Die Linksfraktion im Europaparlament versucht, ein Misstrauensvotum gegen die Juncker-Kommission zu organisieren. Allerdings hatte die Fraktion am Mittwoch noch nicht jene 76 Unterschriften unter den Abgeordneten beisammen, die vor einem Misstrauensvotum zusammenkommen müssen. In der Vergangenheit haben Misstrauensanträge im EU-Parlament stets die nötige Zwei-Drittel-Mehrheit verfehlt.
CDU-Politiker Krichbaum: Gegenwärtige Praxis ist "unerträglich"

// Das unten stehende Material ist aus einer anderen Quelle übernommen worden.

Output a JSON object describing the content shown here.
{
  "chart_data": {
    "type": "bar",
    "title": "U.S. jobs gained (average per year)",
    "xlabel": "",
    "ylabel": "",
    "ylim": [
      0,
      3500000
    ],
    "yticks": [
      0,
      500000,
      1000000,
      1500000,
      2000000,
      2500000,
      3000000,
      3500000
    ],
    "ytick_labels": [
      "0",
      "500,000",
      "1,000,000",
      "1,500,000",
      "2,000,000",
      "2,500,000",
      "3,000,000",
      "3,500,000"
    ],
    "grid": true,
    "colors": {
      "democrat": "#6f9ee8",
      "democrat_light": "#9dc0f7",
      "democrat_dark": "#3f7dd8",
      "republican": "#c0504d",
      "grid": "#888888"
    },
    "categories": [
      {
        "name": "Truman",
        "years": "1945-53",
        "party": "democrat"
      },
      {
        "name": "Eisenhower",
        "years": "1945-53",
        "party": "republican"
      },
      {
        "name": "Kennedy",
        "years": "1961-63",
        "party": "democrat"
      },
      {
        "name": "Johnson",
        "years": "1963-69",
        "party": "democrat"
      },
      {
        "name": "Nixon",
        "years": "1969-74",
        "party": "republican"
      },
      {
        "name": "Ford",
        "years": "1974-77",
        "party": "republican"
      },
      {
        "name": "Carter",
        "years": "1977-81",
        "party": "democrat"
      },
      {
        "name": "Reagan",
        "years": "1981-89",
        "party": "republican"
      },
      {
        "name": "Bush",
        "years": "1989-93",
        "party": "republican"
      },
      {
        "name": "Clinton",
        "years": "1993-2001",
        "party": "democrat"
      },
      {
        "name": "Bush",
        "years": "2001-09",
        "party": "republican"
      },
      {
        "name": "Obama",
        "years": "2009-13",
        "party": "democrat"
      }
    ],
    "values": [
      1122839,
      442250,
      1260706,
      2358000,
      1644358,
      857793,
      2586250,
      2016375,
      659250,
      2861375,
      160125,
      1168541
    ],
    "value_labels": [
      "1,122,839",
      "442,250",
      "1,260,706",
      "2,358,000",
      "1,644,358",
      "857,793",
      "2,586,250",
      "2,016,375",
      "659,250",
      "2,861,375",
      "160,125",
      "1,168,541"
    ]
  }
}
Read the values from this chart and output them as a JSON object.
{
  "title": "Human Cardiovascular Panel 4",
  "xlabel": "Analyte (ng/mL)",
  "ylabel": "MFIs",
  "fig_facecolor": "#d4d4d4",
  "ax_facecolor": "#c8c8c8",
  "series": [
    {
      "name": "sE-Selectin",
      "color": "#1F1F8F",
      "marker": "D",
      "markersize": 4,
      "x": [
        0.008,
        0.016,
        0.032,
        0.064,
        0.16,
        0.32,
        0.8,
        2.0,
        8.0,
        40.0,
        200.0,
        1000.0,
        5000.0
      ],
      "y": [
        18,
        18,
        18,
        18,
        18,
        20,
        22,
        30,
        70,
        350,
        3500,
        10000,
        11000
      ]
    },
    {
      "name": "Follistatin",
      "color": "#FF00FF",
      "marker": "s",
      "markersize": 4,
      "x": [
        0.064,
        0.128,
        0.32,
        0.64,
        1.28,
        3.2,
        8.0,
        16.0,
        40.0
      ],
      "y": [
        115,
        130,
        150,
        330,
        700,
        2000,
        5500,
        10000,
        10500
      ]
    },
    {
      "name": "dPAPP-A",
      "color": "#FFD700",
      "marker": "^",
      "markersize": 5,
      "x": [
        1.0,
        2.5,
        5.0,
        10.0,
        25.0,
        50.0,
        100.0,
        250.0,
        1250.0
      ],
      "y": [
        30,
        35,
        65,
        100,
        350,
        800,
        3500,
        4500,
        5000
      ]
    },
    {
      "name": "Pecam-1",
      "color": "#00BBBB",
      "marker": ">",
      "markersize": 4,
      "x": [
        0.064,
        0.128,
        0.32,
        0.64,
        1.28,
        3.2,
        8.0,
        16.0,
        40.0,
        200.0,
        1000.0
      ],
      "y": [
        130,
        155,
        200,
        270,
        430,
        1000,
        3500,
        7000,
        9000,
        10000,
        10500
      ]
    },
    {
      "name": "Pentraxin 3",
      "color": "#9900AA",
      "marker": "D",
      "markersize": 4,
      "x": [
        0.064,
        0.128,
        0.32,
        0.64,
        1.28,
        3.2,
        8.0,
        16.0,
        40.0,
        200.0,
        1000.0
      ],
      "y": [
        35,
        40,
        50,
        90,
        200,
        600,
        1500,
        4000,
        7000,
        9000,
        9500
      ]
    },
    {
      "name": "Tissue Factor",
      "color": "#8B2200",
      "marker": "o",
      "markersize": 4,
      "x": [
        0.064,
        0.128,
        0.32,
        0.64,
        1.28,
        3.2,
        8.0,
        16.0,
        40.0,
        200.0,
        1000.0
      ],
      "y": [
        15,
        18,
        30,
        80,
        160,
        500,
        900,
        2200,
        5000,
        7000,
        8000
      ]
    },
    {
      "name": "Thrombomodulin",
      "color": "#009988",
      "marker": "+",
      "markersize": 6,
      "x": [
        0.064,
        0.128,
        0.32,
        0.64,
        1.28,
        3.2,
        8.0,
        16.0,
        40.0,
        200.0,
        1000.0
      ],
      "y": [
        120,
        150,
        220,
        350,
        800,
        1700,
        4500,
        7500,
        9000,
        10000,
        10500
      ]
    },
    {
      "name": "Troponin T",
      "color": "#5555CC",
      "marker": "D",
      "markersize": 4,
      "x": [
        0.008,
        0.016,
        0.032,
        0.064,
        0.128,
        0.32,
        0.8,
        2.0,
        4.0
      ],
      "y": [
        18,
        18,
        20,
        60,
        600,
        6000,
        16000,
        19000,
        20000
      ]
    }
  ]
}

Unterdessen schaut man auch in Berlin genau auf „Luxemburg-Leaks“. Vor einer aktuellen Stunde des Bundestages zu dem Thema sagte Gunther Krichbaum, der Vorsitzende des EU-Ausschusses, vor Journalisten, er erwarte von Juncker EU-weite Regelungen, „damit die nationalen Regierungen bei der Steuerkraft nicht untereinander ausgetrickst werden können“. Es sei „unerträglich“, dass Konzerne wie Google oder Amazon im Gegensatz zu kleinen Betrieben über ganz über legale Möglichkeiten zur Steuervermeidung verfügten, sagte der CDU-Politiker.